The judgment of the trial court is affirmed.

SHEPARD, C.J., and DICKSON, SULLIVAN, and RUCKER, JJ. concur.

NOTES

[1] Vernon Insurance Company operated under a special legislative charter passed in 1851 shortly before the 1851 Indiana Constitution was adopted. The charter granted Vernon "the right to engage in any and all forms, kinds, and classes of insurance." Id. at 558. For fifteen years, Vernon operated without regulation. An 1899 law specifically regulated special charter insurance companies, and in 1935, the Indiana Insurance Law created the Department of Insurance and provided a more complicated regulatory scheme. Id. Vernon was inactive from 1910 until it resumed operation in approximately 1940 and obtained a declaration from the trial court that the 1935 Act did not apply to it because the Indiana Constitution prohibited legislation that impaired rights granted to Vernon under its 1851 special charter. Id. No appeal was taken. Id. In 1961, the General Assembly for the first time sought to regulate credit accident insurance, and in 1964, the Department of Insurance sent Vernon a letter recognizing Vernon's status as a special charter insurance company and expressing its opinion that it had no authority over Vernon. Id. The 1973 recodification of the Indiana Code repealed nearly all acts prior to the codification, but provided that it did not affect the "rights, privileges or liabilities accrued, remedies provided, duties imposed, penalties incurred, or proceedings begun before the effectiveness of this Code." Id.

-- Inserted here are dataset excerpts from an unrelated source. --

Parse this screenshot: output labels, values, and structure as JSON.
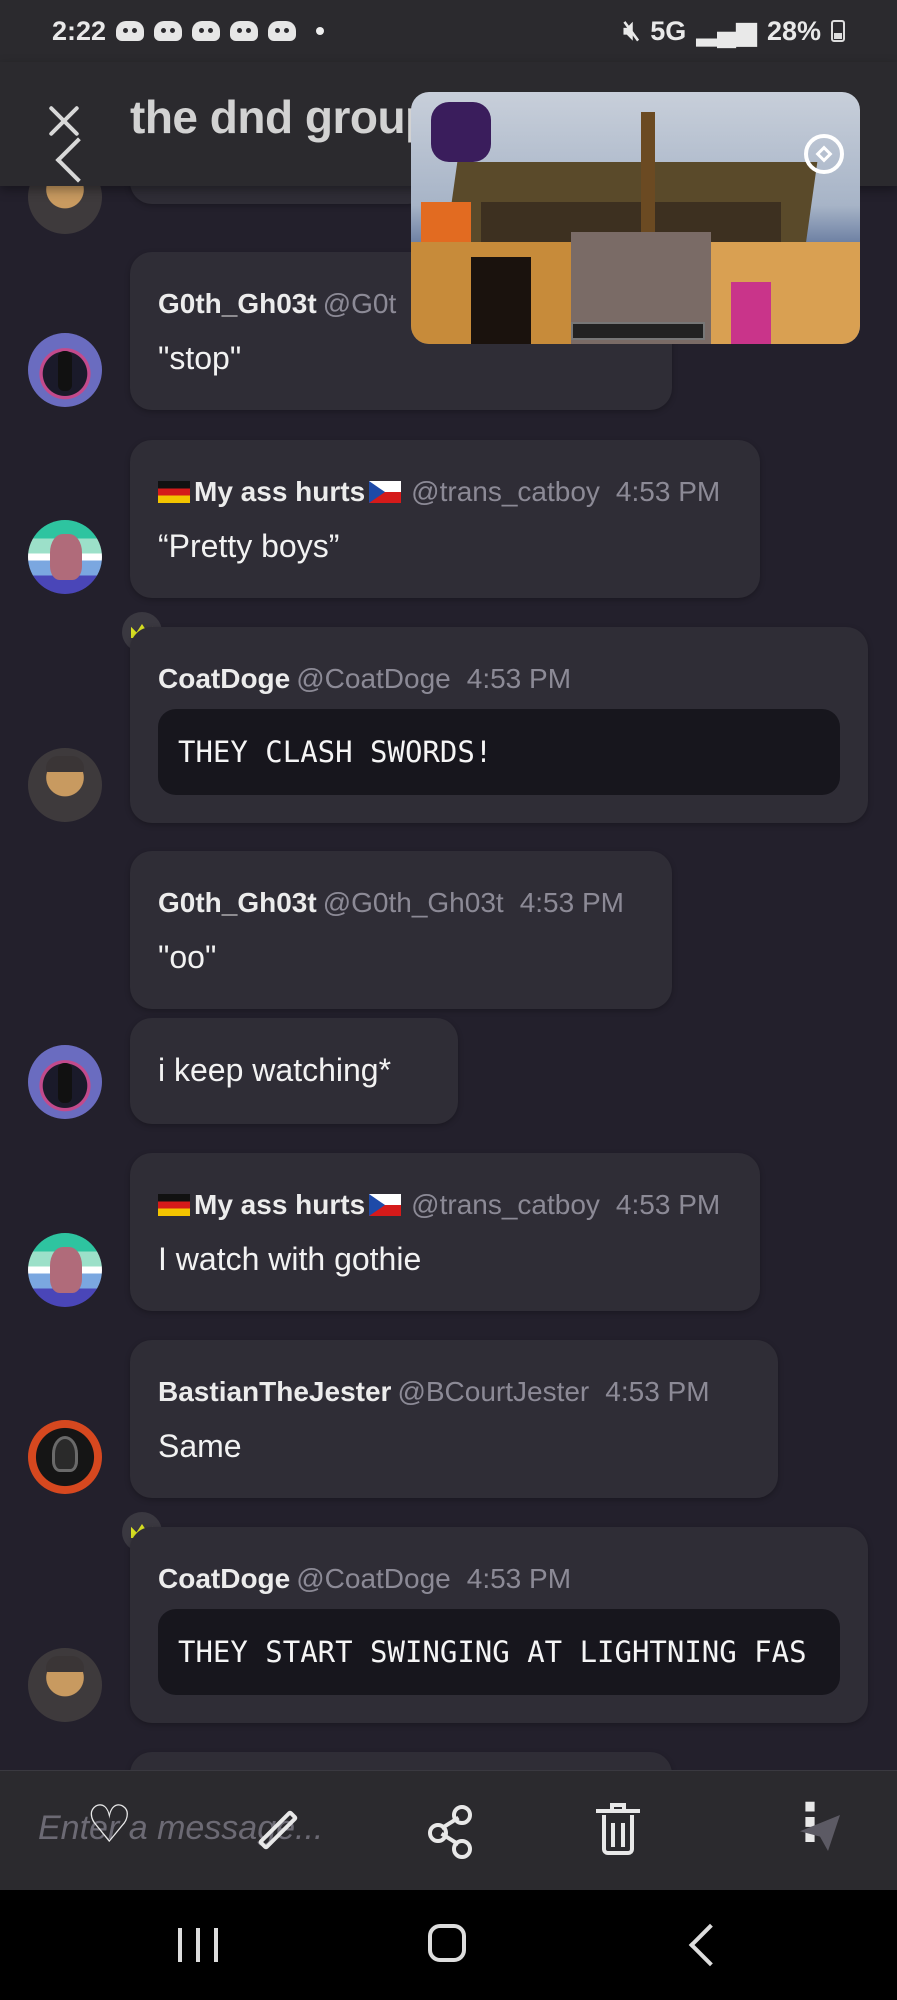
{
  "status_bar": {
    "time": "2:22",
    "network": "5G",
    "battery": "28%"
  },
  "header": {
    "title": "the dnd group"
  },
  "messages": [
    {
      "name": "G0th_Gh03t",
      "handle": "@G0t",
      "time": "",
      "text": "\"stop\""
    },
    {
      "name": "My ass hurts",
      "handle": "@trans_catboy",
      "time": "4:53 PM",
      "text": "“Pretty boys”"
    },
    {
      "name": "CoatDoge",
      "handle": "@CoatDoge",
      "time": "4:53 PM",
      "code": "THEY CLASH SWORDS!"
    },
    {
      "name": "G0th_Gh03t",
      "handle": "@G0th_Gh03t",
      "time": "4:53 PM",
      "text": "\"oo\""
    },
    {
      "text": "i keep watching*"
    },
    {
      "name": "My ass hurts",
      "handle": "@trans_catboy",
      "time": "4:53 PM",
      "text": "I watch with gothie"
    },
    {
      "name": "BastianTheJester",
      "handle": "@BCourtJester",
      "time": "4:53 PM",
      "text": "Same"
    },
    {
      "name": "CoatDoge",
      "handle": "@CoatDoge",
      "time": "4:53 PM",
      "code": "THEY START SWINGING AT LIGHTNING FAS"
    }
  ],
  "composer": {
    "placeholder": "Enter a message..."
  },
  "icons": {
    "heart": "heart-icon",
    "pencil": "pencil-icon",
    "share": "share-icon",
    "trash": "trash-icon",
    "more": "more-icon",
    "send": "send-icon"
  }
}
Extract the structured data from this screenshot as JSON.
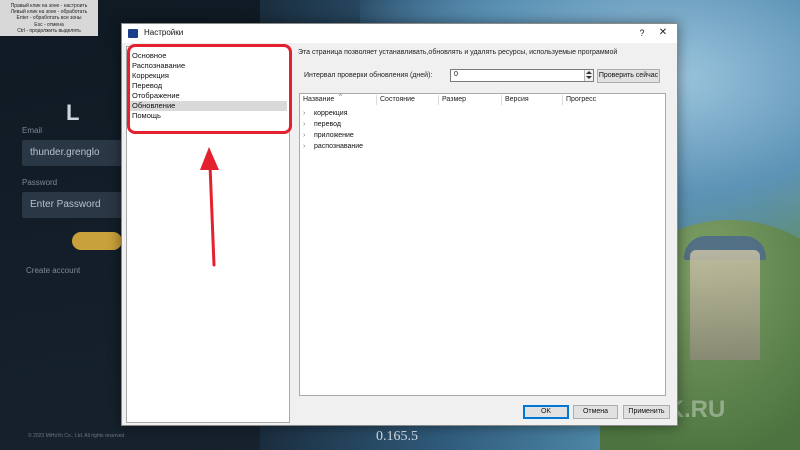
{
  "background": {
    "hint_lines": [
      "Правый клик на зоне - настроить",
      "Левый клик на зоне - обработать",
      "Enter - обработать все зоны",
      "Esc - отмена",
      "Ctrl - продолжить выделять"
    ],
    "logo": "L",
    "login_label": "Email",
    "login_value": "thunder.grenglo",
    "password_label": "Password",
    "password_value": "Enter Password",
    "create_account": "Create account",
    "copyright": "© 2023 MiHoYo Co., Ltd. All rights reserved",
    "version": "0.165.5",
    "watermark": "ACK.RU"
  },
  "dialog": {
    "title": "Настройки",
    "help_label": "?",
    "close_label": "✕",
    "nav_items": [
      {
        "label": "Основное",
        "selected": false
      },
      {
        "label": "Распознавание",
        "selected": false
      },
      {
        "label": "Коррекция",
        "selected": false
      },
      {
        "label": "Перевод",
        "selected": false
      },
      {
        "label": "Отображение",
        "selected": false
      },
      {
        "label": "Обновление",
        "selected": true
      },
      {
        "label": "Помощь",
        "selected": false
      }
    ],
    "description": "Эта страница позволяет устанавливать,обновлять и удалять ресурсы, используемые программой",
    "interval_label": "Интервал проверки обновления (дней):",
    "interval_value": "0",
    "check_now_label": "Проверить сейчас",
    "columns": [
      "Название",
      "Состояние",
      "Размер",
      "Версия",
      "Прогресс"
    ],
    "tree_items": [
      "коррекция",
      "перевод",
      "приложение",
      "распознавание"
    ],
    "ok_label": "OK",
    "cancel_label": "Отмена",
    "apply_label": "Применить"
  },
  "colors": {
    "annotation": "#e3212f",
    "selection": "#d9d9d9",
    "default_button_border": "#0078d7"
  }
}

[2] It may be that a defense of laches would be available in some circumstances even where the claim is one of unconstitutionality in substance. No claim of laches was asserted in Town of St. John and we are not presented with that question here. We do hold that the defense of laches is available where, as here, the only claim is that a statute was enacted by a procedure that violated the Constitution.

[3] The Authority contends that there were a variety of unique characteristics justifying creation of an airport authority in Allen County in 1985. The record on this point was undeveloped when the trial court granted summary judgment on other grounds. We need not resolve it here.